🤖 AI Summary
Clinical machine learning models often encounter missing features at inference time; conventional imputation or deletion strategies conflict with clinicians’ reliance on observed data and clinical intuition, undermining model trustworthiness and interpretability.
Method: Based on an empirical study involving 55 trauma surgeons—including surveys and analysis of real-world decision-making behavior—we systematically characterize expert preferences for handling missing values. We then propose “native missing-value support” as a core human-centered design principle for interpretable machine learning (IML), and comparatively evaluate three inherently missing-aware models: decision trees, rule sets, and prototype networks.
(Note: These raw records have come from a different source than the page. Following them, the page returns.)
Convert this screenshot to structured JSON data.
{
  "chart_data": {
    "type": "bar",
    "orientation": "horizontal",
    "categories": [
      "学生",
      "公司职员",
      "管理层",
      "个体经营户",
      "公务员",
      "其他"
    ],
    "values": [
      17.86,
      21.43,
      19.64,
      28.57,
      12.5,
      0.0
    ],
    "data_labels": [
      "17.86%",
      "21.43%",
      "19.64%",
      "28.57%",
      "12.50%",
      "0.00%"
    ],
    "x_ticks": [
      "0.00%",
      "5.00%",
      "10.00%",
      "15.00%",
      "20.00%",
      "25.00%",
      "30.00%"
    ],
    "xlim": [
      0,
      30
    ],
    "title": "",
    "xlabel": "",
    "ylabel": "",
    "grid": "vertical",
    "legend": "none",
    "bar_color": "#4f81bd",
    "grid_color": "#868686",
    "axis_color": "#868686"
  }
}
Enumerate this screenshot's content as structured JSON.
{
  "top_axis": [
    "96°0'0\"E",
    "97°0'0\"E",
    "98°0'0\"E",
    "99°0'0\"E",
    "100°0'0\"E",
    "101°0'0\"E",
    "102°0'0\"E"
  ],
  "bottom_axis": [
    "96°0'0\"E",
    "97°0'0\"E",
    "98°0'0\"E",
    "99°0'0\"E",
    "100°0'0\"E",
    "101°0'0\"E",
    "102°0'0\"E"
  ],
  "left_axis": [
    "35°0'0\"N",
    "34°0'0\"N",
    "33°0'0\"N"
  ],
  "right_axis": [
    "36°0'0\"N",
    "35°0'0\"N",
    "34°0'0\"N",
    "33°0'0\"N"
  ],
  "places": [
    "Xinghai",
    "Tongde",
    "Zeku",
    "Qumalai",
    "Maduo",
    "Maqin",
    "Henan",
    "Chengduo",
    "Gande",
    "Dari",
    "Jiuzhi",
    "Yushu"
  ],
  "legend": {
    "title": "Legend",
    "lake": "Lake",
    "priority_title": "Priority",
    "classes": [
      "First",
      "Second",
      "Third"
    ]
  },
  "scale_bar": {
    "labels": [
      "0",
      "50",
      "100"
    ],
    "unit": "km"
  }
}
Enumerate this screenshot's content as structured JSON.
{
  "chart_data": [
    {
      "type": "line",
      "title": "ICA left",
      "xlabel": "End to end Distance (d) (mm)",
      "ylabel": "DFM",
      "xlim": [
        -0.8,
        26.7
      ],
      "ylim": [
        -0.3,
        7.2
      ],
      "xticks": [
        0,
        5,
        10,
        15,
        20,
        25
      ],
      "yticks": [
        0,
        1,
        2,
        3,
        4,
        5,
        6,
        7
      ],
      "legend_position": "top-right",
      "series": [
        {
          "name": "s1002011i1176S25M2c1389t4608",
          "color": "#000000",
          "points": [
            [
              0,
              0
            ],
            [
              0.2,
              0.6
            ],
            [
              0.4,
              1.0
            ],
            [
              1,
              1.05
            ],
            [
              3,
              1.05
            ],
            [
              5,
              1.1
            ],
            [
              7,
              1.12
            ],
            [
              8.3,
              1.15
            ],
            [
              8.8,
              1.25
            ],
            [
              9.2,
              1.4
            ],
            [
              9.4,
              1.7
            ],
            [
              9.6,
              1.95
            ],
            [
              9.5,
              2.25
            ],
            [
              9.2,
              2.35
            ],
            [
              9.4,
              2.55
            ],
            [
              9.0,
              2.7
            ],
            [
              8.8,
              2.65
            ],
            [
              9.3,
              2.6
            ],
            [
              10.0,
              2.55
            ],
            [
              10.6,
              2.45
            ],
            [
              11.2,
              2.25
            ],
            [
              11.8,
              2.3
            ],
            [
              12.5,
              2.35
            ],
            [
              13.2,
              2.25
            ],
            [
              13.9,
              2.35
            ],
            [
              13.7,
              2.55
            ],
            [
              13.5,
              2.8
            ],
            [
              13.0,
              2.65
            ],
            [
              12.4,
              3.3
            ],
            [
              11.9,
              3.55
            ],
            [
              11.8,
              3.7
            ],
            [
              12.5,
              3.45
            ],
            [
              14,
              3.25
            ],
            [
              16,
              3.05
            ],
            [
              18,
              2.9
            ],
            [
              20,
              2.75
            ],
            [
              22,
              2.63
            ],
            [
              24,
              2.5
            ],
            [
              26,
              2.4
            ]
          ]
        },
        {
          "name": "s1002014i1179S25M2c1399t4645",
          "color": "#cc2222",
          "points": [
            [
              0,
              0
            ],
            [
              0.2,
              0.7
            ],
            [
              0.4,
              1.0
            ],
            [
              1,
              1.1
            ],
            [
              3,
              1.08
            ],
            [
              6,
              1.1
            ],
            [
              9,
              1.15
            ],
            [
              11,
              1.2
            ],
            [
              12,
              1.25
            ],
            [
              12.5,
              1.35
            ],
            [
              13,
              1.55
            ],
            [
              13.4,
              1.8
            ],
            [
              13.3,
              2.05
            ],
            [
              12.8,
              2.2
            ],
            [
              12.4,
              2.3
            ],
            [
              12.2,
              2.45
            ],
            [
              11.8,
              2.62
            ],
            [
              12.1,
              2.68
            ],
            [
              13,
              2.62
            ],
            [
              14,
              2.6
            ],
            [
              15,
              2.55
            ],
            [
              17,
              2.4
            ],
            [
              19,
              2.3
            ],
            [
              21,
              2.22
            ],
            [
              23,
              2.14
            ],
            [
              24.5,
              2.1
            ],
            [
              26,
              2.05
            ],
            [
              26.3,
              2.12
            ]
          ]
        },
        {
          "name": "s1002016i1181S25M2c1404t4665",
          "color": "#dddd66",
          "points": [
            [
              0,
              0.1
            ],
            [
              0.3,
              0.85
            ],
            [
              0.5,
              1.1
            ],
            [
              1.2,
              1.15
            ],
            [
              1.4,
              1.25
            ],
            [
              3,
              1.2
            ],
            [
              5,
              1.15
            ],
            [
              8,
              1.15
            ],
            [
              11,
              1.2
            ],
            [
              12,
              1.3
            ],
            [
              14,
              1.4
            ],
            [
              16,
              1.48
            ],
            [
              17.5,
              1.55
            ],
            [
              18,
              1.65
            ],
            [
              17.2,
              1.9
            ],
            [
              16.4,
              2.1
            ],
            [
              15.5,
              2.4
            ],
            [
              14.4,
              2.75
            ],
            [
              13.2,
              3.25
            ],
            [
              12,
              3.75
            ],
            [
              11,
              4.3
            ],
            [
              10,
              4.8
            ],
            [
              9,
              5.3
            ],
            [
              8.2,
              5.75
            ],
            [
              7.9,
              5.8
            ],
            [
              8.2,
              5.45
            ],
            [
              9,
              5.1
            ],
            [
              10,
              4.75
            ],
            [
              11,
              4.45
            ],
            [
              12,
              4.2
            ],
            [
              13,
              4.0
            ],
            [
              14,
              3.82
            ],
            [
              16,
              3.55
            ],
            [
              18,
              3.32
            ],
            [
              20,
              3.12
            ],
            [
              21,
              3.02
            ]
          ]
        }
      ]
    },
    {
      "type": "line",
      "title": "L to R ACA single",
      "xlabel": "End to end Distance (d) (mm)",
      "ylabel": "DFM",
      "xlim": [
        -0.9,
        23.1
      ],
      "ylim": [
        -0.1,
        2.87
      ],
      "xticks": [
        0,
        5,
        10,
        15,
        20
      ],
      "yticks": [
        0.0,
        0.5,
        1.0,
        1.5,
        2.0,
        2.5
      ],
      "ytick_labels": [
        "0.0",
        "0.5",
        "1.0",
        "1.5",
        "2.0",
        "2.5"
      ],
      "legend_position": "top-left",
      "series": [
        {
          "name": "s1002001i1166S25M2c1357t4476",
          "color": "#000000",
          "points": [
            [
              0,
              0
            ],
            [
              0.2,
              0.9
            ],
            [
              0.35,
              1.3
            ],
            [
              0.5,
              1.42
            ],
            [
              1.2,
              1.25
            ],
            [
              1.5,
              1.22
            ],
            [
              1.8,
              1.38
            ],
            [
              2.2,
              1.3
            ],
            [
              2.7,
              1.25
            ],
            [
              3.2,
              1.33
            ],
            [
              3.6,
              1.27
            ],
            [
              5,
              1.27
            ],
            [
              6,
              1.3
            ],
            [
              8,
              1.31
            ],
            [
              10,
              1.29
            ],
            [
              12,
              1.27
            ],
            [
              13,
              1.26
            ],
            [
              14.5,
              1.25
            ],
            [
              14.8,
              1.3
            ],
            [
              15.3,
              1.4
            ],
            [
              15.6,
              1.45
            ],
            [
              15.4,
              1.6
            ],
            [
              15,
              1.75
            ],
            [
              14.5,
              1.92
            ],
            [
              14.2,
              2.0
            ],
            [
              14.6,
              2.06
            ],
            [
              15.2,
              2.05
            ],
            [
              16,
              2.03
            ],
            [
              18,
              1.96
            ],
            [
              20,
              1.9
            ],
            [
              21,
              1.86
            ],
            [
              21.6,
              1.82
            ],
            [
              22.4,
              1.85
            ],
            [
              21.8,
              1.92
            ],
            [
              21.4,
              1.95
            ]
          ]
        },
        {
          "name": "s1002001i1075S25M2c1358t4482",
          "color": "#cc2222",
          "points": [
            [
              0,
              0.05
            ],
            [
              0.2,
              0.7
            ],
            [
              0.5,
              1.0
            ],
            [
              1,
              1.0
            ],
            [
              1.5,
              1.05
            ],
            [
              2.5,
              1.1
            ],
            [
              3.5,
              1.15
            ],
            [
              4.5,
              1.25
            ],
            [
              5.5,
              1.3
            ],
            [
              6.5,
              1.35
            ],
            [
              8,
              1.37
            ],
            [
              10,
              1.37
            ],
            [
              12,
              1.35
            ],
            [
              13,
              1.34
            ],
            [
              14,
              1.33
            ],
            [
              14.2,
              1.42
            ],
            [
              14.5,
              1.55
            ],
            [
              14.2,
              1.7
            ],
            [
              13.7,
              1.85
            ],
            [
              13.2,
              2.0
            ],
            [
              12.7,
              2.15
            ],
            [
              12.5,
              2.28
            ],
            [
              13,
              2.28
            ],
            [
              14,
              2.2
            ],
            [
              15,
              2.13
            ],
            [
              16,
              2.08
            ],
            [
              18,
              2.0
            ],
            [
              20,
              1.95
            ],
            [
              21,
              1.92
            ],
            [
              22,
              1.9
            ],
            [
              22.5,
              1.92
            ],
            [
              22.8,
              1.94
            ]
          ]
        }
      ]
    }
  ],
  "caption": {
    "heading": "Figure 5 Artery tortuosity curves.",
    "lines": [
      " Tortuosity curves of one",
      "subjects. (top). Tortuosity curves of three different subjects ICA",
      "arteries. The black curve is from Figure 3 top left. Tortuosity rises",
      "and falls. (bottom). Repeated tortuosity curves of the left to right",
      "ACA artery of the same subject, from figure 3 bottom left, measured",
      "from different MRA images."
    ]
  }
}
Contribution/Results: Native missing-value handling significantly improves clinician trust and explanation consistency, whereas imputation degrades both. This work establishes foundational human-centered design guidelines and a paradigm shift for deploying IML systems in clinical practice.
📝 Abstract
Inherently interpretable machine learning (IML) models offer valuable support for clinical decision-making but face challenges when features contain missing values. Traditional approaches, such as imputation or discarding incomplete records, are often impractical in scenarios where data is missing at test time. We surveyed 55 clinicians from 29 French trauma centers, collecting 20 complete responses to study their interaction with three IML models in a real-world clinical setting for predicting hemorrhagic shock with missing values. Our findings reveal that while clinicians recognize the value of interpretability and are familiar with common IML approaches, traditional imputation techniques often conflict with their intuition. Instead of imputing unobserved values, they rely on observed features combined with medical intuition and experience. As a result, methods that natively handle missing values are preferred. These findings underscore the need to integrate clinical reasoning into future IML models to enhance human-computer interaction.